The Pentagon says the United States has seen evidence of what appeared to be active preparations by Syrian government forces for a possible chemical-weapons attack.
Pentagon spokesman Captain Jeff Davis said on June 27 that activity was detected at Syria's Shayrat airfield -- the same Syrian airfield that was struck by a U.S. missile attack in April.
Davis said U.S. intelligence detected preparations involving "specific aircraft in a specific hangar, both of which we know to be associated with chemical-weapons use."
The White House said late on June 26 that preparations by Syria were similar to those undertaken before a suspected chemical attack on April 4 that prompted President Donald Trump to order a cruise-missile strike on the Syrian airfield.
"As we have previously stated, the United States is in Syria to eliminate the Islamic State of Iraq and Syria," spokesman Sean Spicer said.
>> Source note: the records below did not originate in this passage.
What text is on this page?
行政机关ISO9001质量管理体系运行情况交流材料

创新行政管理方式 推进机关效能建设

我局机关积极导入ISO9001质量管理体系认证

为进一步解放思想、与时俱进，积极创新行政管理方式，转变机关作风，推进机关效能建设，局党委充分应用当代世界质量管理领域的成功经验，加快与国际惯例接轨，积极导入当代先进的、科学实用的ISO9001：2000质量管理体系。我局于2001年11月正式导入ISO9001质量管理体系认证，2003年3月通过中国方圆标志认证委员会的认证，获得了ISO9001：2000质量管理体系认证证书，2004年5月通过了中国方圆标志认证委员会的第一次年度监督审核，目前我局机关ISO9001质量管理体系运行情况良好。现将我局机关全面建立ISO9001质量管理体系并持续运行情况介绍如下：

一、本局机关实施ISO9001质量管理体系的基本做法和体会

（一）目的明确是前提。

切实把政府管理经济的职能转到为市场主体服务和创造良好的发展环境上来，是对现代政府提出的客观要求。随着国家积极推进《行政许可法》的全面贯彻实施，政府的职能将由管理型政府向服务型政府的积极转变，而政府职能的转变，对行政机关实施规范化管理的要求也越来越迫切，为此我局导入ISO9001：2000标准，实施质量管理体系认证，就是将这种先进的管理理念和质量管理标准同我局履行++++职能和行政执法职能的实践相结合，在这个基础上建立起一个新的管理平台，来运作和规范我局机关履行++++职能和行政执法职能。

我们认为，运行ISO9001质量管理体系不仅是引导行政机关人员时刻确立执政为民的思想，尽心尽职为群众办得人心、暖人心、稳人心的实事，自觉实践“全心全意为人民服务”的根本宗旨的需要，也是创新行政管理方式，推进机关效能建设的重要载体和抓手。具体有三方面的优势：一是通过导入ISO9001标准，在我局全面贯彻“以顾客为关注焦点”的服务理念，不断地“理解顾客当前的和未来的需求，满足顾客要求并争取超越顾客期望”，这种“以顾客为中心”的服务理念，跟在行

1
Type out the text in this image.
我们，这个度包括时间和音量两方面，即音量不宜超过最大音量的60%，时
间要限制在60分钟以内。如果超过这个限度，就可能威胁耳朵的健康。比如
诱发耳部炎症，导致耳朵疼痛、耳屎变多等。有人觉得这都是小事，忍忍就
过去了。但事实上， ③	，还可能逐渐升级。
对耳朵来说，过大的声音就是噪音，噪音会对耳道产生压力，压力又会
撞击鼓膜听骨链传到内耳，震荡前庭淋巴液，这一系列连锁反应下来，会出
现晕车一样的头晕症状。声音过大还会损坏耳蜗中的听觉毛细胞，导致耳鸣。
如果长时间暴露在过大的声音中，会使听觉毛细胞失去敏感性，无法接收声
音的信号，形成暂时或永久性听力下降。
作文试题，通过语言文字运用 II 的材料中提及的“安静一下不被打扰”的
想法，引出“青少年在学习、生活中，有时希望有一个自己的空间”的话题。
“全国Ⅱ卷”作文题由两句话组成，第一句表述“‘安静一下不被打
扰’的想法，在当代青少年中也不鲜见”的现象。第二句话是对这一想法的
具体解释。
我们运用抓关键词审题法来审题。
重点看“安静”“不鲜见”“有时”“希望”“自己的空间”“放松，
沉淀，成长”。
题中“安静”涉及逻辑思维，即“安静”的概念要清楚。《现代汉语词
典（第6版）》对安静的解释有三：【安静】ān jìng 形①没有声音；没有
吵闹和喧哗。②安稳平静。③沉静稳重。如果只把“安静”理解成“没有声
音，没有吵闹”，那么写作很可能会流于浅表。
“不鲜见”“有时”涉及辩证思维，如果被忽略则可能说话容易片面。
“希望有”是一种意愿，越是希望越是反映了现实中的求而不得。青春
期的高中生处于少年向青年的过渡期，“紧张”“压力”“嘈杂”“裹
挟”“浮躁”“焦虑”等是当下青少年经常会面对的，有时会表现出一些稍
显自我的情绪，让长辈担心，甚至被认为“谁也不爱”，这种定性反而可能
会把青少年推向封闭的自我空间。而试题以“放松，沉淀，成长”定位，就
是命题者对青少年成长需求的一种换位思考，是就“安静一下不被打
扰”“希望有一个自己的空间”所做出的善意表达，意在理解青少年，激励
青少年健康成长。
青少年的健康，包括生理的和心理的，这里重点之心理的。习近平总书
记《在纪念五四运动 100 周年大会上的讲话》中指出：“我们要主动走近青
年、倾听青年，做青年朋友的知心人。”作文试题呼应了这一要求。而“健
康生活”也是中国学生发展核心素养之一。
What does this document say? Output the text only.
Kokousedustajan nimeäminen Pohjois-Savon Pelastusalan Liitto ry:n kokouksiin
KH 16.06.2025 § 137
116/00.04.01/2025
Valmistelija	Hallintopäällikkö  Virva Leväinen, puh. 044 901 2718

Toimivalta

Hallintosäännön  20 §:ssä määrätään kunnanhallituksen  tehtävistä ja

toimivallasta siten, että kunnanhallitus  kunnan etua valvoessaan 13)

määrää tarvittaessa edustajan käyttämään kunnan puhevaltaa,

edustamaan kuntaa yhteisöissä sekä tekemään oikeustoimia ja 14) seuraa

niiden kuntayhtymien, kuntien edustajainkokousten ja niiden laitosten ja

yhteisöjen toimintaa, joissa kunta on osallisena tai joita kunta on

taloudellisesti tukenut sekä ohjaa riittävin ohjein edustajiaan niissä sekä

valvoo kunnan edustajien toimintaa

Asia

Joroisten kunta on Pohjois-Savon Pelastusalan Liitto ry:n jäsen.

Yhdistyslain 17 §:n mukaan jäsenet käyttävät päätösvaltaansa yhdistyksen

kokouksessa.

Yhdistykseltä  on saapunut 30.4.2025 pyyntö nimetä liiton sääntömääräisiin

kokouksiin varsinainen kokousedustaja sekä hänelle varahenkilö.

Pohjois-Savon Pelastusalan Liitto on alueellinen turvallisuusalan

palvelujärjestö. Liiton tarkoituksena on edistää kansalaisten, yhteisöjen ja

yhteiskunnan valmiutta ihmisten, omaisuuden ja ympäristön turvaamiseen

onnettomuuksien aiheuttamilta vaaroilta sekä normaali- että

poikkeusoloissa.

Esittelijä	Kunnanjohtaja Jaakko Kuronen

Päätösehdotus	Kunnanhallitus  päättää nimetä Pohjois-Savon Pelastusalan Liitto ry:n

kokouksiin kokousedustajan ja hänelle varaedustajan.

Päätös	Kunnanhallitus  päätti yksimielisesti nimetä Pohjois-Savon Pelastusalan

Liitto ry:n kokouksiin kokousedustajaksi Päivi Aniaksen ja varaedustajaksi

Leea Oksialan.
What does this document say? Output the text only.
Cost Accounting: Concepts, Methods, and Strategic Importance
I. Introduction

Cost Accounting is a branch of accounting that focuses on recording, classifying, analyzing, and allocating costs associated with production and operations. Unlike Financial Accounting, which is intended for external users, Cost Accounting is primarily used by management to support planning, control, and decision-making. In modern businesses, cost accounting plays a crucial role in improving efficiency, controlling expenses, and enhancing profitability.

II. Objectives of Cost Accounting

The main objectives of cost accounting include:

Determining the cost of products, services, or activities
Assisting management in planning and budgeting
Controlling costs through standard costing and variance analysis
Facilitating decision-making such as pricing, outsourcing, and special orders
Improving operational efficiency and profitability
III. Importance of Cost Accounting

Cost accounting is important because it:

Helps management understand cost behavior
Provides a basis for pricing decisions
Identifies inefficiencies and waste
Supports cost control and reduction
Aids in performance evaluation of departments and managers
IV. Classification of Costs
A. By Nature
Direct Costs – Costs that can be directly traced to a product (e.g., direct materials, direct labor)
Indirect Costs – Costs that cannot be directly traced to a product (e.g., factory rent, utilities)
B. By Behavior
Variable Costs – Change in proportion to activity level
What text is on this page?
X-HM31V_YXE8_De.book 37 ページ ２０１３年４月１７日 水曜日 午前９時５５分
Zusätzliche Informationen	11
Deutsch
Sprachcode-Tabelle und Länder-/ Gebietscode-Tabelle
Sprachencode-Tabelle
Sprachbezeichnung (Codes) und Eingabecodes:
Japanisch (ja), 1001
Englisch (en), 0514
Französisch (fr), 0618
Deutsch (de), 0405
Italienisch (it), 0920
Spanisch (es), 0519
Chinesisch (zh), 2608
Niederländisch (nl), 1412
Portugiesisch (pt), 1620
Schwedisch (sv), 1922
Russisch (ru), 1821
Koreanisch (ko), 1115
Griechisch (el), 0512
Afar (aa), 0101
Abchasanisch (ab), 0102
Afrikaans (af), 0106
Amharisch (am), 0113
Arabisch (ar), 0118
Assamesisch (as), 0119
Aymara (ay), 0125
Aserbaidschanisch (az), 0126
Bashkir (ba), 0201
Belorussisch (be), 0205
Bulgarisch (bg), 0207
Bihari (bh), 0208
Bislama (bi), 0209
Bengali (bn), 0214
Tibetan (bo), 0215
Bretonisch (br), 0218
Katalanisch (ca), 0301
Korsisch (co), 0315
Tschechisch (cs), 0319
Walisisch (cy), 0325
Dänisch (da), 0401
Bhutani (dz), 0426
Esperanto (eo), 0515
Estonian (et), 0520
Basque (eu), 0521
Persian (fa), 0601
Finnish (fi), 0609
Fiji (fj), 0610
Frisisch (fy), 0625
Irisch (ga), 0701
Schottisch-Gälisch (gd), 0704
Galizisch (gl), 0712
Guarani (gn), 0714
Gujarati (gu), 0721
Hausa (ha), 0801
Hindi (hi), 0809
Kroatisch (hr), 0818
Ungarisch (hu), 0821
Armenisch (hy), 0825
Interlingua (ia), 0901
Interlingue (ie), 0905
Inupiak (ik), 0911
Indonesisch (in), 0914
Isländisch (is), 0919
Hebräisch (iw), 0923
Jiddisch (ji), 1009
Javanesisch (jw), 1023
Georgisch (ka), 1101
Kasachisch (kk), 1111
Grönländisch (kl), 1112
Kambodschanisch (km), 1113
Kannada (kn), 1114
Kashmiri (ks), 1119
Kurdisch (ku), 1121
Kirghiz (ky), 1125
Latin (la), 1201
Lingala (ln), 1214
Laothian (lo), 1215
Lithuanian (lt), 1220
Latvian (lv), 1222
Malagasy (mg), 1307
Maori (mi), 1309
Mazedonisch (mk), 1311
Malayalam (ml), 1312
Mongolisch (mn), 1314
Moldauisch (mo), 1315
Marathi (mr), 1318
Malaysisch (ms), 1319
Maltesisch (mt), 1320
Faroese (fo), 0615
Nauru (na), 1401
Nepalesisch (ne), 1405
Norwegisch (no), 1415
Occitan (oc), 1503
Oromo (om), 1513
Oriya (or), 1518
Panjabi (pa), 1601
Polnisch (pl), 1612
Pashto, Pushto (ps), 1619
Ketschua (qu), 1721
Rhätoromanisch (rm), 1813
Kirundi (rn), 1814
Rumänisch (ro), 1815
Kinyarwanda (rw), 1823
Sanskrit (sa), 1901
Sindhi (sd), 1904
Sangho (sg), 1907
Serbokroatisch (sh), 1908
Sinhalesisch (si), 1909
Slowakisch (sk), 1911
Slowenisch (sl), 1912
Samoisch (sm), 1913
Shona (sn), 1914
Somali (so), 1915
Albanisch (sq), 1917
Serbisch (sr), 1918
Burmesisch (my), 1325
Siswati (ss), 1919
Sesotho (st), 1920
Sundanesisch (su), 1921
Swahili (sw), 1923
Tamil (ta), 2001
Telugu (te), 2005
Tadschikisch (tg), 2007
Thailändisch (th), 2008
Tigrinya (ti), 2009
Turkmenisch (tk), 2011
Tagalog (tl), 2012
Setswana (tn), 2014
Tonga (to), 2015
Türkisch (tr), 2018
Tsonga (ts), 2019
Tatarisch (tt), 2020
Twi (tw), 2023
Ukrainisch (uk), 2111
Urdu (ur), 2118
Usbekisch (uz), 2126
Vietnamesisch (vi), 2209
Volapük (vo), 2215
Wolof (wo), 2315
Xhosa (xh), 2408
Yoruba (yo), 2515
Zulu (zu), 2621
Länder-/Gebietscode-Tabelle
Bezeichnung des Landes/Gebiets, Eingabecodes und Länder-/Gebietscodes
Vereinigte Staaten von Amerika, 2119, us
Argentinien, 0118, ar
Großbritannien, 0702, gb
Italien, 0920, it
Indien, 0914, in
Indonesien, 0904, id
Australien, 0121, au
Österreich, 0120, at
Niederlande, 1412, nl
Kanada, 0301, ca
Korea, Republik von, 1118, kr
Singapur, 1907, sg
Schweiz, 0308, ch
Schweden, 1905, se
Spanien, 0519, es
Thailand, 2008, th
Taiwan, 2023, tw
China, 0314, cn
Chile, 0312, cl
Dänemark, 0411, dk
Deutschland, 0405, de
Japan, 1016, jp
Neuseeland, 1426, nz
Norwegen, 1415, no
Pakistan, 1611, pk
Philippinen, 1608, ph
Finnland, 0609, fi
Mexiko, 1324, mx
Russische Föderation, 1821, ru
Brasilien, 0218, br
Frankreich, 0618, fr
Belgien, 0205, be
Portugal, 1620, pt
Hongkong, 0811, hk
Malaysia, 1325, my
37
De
"If, however, [Syrian President Bashar al-Assad] conducts another mass-murder attack using chemical weapons, he and his military will pay a heavy price."
The U.S. ambassador to the United Nations, Nikki Haley, said that Russia and Iran, Assad's key allies in Syria's civil war, would also be responsible if such an attack took place.
Haley told a U.S. House of Representatives hearing on June 27 that the "goal is at this point not just to send Assad a message but to send Russia and Iran a message that if this happens again we are putting you on notice."
Russia denounced the White House warning, with Kremlin spokesman Dmitry Peskov saying, "We consider such threats against the Syrian leadership to be unacceptable."
"I am not aware of any information about a threat that chemical weapons can be used," Peskov added.
Trump ordered the strike on Syria's Shayrat airfield in April after what he said was a poison gas attack by Assad's government that killed at least 70 people -- a charge Damascus denied.
The strike put Washington in confrontation with Russia, which has backed Assad with air strikes in his 6-year-old civil war with rebels.
U.S. officials called the April intervention a "one-off" move intended to deter future chemical attacks and not an expansion of the U.S. role in Syria.